Beberapa keuntungan menggunakan katalis asam sebagai
pengganti katalis basa yaitu: jika minyak nabati mengandung FFA
lebih dari 2%, katalis basa akan rusak (tidak stabil), sedangkan katalis asam
akan tetap efektif. Penggunaan katalis homogen baik basa maupun asam menyebabkan
proses pemisahan dari produk lebih sukar. Selain itu, penggunaan katalis ini
hanya sekali saja tidak bisa berulang-ulang sehingga dapat menyebabkan
pencemaran lingkungan (Zullaikah dkk., 2006).
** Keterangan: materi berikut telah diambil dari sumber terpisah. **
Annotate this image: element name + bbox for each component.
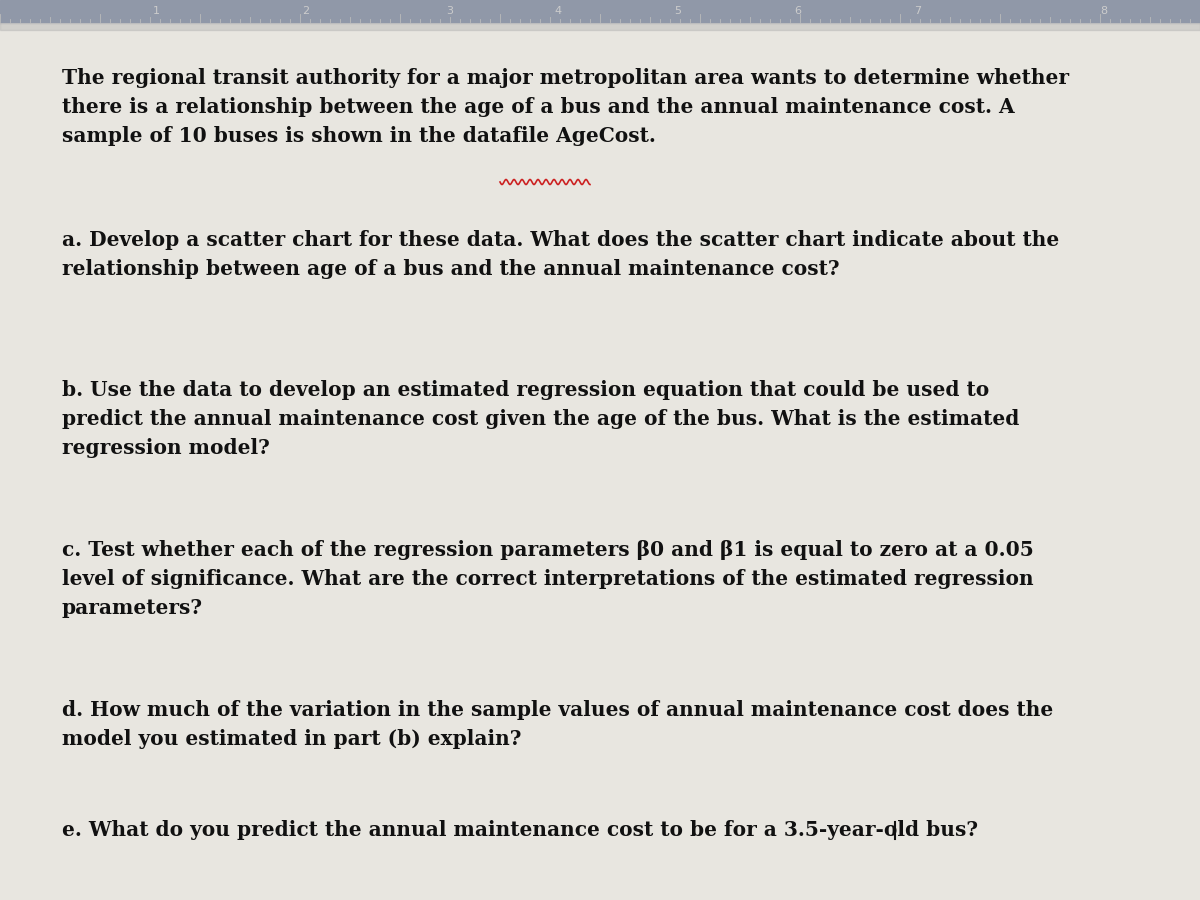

Penggunaan katalis heterogen dapat mengatasi beberapa
permasalahan yang dimiliki oleh katalis homogen. Akan tetapi, katalis heterogen
juga memiliki kekurangan yaitu konversinya yang rendah tidak seperti katalis
homogen yang dapat menghasilkan konversi yang lebih tinggi. Beberapa contoh
katalis heterogen yang telah dikembangkan saat ini diantaranya adalah zeolit, SnCl2 CaO, SnCl2, ZrO2, Al2O3,
dan lain-lain. Keuntungan yang dimiliki oleh katalis heterogen
diantaranya adalah tidak bersifat korosif yang dapat merusak alat, ramah
lingkungan karena dapat digunakan kembali.
Timah (II) klorida
juga dikenal sebagai
stannous klorida merupakan kristal putih
solid dengan rumus
SnCl2. Timah (II)
klorida diklasifikasikan
sebagai katalis asam
Lewis yang merupakan
spesies yang dapat
membentuk ikatan kovalen dengan menerima pasangan elektron bebas dari
spesies lain yang kaya elektron (Ferreira dkk. 2012). Timah (II) klorida juga
memiliki karakteristik yang unggul dalam produksi biodiesel karena berupa
kristal stabil, mudah ditangani,
dan tidak korosif.
Timah (II) klorida juga
mudah dipisahkan dan digunakan
kembali untuk reaksi
esterifikasi setelah digunakan
dalam fase homogen karena
aktivitas katalis hampir tidak berubah bahkan setelah tiga kali recovery (Da Silva dkk. 2011).